Das grosse Finale. Ein achtminütiger Song, der sich textlich mit Birmingham und Jeffs Jugendzeit auseinandersetzt. Jeff zieht alle Register, inklusive eines Kinderchores, der Frere Chaque singt, Samples aus alten ELO-Liedern. Stilistisch knüpft der Song wirklich da an, wo I AM THE WALRUS aufgehört hatte. Ein spät eingelöstes Versprechen LOL. Auch hier dürften einige Botschaften im Mix (It’s Gonna be fun!) versteckt sein. Wie es übrigens noch ohnehin so einiges an Botschaften geben muss. Eine, die die Band ansprach lautete „Pflanze einen Apfelbaum und geniesse ein schönes neues Jahr“. Offensichtlicher sind da schon die Botschaften auf dem Cover beziehungsweise der Coverrückseite. Zum Beispiel das Porträt vorne oder der Buchstabensalat, den man eigentlich gut auflösen kann.

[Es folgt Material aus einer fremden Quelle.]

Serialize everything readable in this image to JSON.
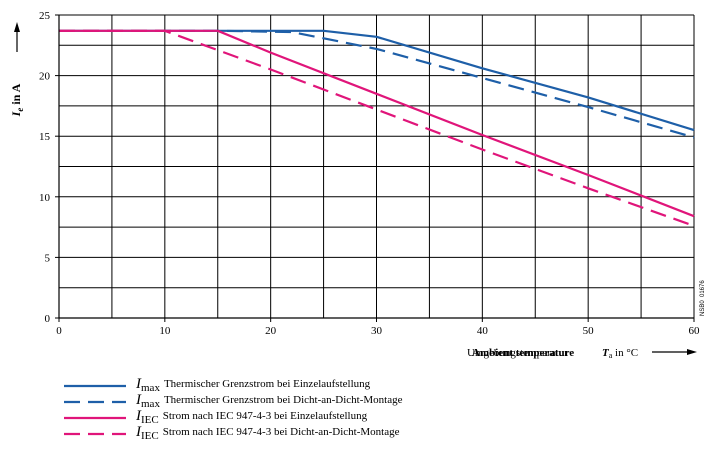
{
  "chart_data": {
    "type": "line",
    "ylabel": {
      "symbol": "I",
      "subscript": "e",
      "unit": "in A"
    },
    "xlabel": {
      "text": "Umgebungstemperatur",
      "overlay": "Ambient temperature",
      "symbol": "T",
      "subscript": "a",
      "unit": "in °C"
    },
    "xlim": [
      0,
      60
    ],
    "ylim": [
      0,
      25
    ],
    "x_ticks": [
      "0",
      "10",
      "20",
      "30",
      "40",
      "50",
      "60"
    ],
    "y_ticks": [
      "0",
      "5",
      "10",
      "15",
      "20",
      "25"
    ],
    "grid": true,
    "code": "NSB0_01676",
    "series": [
      {
        "name": "Thermischer Grenzstrom bei Einzelaufstellung",
        "symbol": "I",
        "subscript": "max",
        "color": "#1e5fa8",
        "dash": "solid",
        "points": [
          [
            0,
            23.7
          ],
          [
            15,
            23.7
          ],
          [
            25,
            23.7
          ],
          [
            30,
            23.2
          ],
          [
            40,
            20.6
          ],
          [
            50,
            18.2
          ],
          [
            60,
            15.5
          ]
        ]
      },
      {
        "name": "Thermischer Grenzstrom bei Dicht-an-Dicht-Montage",
        "symbol": "I",
        "subscript": "max",
        "color": "#1e5fa8",
        "dash": "dashed",
        "points": [
          [
            0,
            23.7
          ],
          [
            15,
            23.7
          ],
          [
            22,
            23.6
          ],
          [
            30,
            22.2
          ],
          [
            40,
            19.8
          ],
          [
            50,
            17.4
          ],
          [
            60,
            14.9
          ]
        ]
      },
      {
        "name": "Strom nach IEC 947-4-3 bei Einzelaufstellung",
        "symbol": "I",
        "subscript": "IEC",
        "color": "#e0157a",
        "dash": "solid",
        "points": [
          [
            0,
            23.7
          ],
          [
            15,
            23.7
          ],
          [
            20,
            21.9
          ],
          [
            30,
            18.5
          ],
          [
            40,
            15.1
          ],
          [
            50,
            11.8
          ],
          [
            60,
            8.4
          ]
        ]
      },
      {
        "name": "Strom nach IEC 947-4-3 bei Dicht-an-Dicht-Montage",
        "symbol": "I",
        "subscript": "IEC",
        "color": "#e0157a",
        "dash": "dashed",
        "points": [
          [
            0,
            23.7
          ],
          [
            10,
            23.7
          ],
          [
            20,
            20.5
          ],
          [
            30,
            17.2
          ],
          [
            40,
            13.9
          ],
          [
            50,
            10.7
          ],
          [
            60,
            7.6
          ]
        ]
      }
    ]
  }
}
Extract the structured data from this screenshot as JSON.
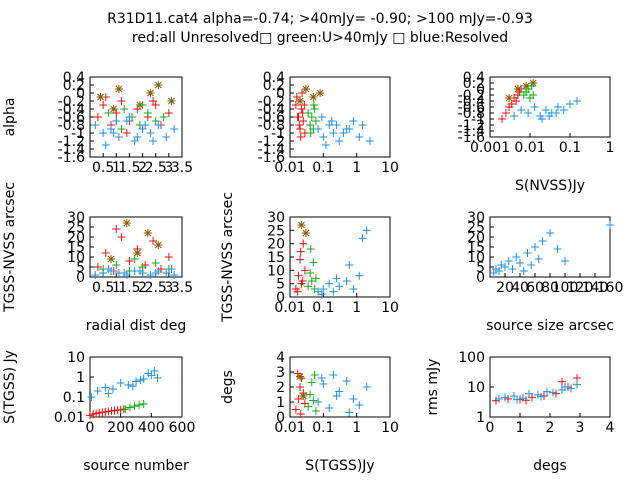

Zu den geheimen Botschaften folgender Link, der einige, aber nicht alle Botschaften, darlegt:
http://www.youtube.com/watch?v=9-3PS5sdv3c

Outtakes?

Es dürfte so einiges an unbenutztem Material geben. Insbesondere alternative Mixe. Ein paar Anmerkungen:

– die Probesessions für das Album wurden auch aufgenommen („Garden Rehearsals“)
– es gibt ein ultrarares 6 Seiten Acetate, wovon 4 Seiten das Doppelalbum abdecken, während auf den anderen beiden Seiten alternative Mixe etc zu finden sind.
– BOUNCER erschien als B-Seite von Singles der SecMess-Zeit, stammt aber aus den TIME-Sessions. Es ist nicht ganz klar, ob der Song 1981 derselbe Mix war, oder ob man ihn an den Secret Messages-Sound angepasst hat.